Le président de SOS Esclaves, Boubacar Ould Messaoud, a répondu mardi 6 avril, à la déclaration de la Commission Nationale des Droits de l’Homme (CNDH).

mar, 04/06/2021 - 15:45

« Il n’a pas été établi, après investigations, d’une quelconque preuve d’allégations de SOS Esclaves relatives à l’apologie de l’esclavage » lors d’une cérémonie de mariage à Oudane, dans le nord du pays, avait déclaré dimanche 4 avril, la Commission Nationale des Droits de l’Homme (CNDH).

« Il y’a des gens qui ont pour objectif premier de tout faire pour démontrer que SOS Escalves est une organisation de mensonges [et] qui cherche à créer des problèmes à la Mauritanie. C’est vraiment dommage les propos du président de la Commission Nationale des Droits de l’Homme (CNDH). Il [Maitre Bouhoubeyni] s’est bien distingué », a déclaré Boubacar Ould Messaoud, lors d’une conférence de presse.
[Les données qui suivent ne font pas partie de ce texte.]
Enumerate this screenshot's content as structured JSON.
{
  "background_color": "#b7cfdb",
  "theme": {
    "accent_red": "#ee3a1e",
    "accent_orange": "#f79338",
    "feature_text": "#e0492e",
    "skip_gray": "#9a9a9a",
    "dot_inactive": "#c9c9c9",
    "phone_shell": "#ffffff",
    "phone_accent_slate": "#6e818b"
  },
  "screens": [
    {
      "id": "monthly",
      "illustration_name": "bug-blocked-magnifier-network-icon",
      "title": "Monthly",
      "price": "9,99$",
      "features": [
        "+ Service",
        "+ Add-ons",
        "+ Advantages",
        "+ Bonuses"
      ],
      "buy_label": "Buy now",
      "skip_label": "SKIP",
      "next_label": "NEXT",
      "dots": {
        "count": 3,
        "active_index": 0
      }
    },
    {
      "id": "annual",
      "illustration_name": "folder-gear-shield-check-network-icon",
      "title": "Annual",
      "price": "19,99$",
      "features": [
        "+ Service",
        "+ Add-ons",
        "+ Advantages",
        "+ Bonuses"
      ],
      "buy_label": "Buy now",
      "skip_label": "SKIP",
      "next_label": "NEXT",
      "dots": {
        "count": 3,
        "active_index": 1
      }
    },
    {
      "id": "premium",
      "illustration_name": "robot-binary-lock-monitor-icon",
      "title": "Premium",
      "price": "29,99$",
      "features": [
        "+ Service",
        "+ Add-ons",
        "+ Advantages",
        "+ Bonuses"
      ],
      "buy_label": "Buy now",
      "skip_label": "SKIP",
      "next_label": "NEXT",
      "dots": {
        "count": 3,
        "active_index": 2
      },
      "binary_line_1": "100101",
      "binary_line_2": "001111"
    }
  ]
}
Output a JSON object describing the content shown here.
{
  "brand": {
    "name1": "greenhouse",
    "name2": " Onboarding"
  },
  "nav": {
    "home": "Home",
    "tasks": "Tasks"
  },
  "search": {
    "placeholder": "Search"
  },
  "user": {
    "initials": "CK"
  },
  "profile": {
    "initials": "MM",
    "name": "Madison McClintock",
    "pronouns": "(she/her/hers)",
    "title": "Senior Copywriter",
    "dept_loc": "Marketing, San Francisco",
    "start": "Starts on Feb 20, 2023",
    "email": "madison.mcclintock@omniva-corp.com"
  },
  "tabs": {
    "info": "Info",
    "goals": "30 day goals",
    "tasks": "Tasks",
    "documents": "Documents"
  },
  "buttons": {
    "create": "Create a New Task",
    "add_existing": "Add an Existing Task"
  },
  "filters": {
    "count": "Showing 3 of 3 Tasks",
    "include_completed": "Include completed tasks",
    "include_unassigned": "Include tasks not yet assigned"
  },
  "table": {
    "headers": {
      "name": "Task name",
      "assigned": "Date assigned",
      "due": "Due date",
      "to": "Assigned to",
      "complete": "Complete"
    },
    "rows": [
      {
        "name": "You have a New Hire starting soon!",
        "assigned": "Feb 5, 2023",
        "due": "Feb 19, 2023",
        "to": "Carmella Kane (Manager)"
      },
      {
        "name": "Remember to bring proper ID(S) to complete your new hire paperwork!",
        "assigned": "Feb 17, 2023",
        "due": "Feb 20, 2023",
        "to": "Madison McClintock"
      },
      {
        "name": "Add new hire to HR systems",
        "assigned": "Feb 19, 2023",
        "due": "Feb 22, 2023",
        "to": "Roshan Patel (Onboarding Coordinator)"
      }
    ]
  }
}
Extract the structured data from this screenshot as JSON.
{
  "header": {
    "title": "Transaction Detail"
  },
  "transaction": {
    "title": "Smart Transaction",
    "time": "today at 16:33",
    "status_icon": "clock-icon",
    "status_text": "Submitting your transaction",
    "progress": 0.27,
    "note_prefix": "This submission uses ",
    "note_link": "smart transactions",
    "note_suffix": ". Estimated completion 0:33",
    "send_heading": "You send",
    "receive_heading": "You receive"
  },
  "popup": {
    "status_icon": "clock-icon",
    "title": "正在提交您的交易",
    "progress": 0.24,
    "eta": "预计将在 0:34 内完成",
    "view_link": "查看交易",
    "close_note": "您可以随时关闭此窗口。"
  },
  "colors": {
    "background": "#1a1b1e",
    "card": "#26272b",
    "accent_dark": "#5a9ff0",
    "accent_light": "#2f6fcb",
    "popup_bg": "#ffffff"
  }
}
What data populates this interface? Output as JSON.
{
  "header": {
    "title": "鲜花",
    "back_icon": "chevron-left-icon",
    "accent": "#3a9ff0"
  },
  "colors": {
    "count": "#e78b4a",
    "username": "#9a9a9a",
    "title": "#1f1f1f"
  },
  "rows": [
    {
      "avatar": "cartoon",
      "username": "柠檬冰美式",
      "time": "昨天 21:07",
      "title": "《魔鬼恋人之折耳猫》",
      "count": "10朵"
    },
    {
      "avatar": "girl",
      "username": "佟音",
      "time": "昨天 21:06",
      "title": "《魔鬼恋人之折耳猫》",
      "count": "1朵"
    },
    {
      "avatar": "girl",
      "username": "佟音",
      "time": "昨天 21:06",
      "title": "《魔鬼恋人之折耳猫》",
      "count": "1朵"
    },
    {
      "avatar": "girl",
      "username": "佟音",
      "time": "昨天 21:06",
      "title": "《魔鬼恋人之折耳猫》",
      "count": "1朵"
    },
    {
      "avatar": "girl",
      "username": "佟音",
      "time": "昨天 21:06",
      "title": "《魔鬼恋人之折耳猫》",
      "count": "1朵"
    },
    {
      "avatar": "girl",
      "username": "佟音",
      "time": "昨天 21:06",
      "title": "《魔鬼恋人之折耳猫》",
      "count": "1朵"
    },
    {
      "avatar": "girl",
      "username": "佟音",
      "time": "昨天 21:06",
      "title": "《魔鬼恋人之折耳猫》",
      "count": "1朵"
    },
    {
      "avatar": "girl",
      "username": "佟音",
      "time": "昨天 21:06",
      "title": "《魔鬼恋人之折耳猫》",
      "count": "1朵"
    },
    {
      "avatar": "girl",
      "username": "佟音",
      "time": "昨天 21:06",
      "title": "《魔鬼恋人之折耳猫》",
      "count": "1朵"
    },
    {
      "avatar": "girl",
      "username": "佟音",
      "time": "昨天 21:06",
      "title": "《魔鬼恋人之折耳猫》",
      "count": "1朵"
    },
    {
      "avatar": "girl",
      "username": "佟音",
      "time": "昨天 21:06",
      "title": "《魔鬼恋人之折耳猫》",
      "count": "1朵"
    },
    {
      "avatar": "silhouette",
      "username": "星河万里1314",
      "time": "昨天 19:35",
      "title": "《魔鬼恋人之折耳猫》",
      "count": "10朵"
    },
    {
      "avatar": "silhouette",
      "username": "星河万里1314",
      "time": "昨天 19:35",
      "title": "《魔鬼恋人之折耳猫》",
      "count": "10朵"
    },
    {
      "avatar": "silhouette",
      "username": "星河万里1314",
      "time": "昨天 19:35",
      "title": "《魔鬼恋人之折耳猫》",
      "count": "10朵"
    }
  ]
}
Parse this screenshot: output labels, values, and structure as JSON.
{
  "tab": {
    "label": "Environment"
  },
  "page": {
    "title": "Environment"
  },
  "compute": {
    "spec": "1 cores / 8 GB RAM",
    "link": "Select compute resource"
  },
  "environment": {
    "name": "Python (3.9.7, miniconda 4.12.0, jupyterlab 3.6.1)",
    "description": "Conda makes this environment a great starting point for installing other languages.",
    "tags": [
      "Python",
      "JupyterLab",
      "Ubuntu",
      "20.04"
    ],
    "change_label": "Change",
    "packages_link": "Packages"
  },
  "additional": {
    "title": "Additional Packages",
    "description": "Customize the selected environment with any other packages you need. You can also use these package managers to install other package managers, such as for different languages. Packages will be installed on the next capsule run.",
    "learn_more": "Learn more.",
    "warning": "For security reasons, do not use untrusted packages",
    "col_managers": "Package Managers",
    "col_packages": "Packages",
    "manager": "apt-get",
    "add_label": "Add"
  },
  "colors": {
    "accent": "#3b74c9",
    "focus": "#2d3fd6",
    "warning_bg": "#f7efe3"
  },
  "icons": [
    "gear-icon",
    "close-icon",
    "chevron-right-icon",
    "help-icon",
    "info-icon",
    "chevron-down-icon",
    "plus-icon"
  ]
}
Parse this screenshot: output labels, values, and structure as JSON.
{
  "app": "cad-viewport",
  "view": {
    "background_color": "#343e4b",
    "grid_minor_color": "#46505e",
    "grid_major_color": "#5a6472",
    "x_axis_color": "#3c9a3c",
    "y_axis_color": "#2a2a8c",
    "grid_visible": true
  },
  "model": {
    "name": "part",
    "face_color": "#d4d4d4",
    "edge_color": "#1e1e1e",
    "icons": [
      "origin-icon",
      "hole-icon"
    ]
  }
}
« Maître Bouhoubeyni cherche à se faire un nom sur notre dos. Ce ne sont pas eux qui vont nous détruire. Nous n’avons jamais triché avec la question de l’esclavage », a encore ajouté le président de SOS Esclaves.

Celle par qui cette affaire de femme donnée en dot a éclaté était présente à cette conférence de presse. Aziza Brahim, point focal de SOS Esclaves, dans la wilaya de l’Adrar, est campée sur ses positions, affirmant avoir été saisie par un membre de la famille de l’esclave offerte en dot.

« L’esclavage, il faut le combattre. Sinon, il nous combattra. Beaucoup de choses vont revenir et nous allons continuer à nous battre pour que l’esclavage disparaisse et nous lutterons avec sérieux et honnêteté. Nous n’avons jamais fait quelque chose sans jamais avoir de preuves », a dit Boubacar Ould Messaoud, président de SOS Esclaves.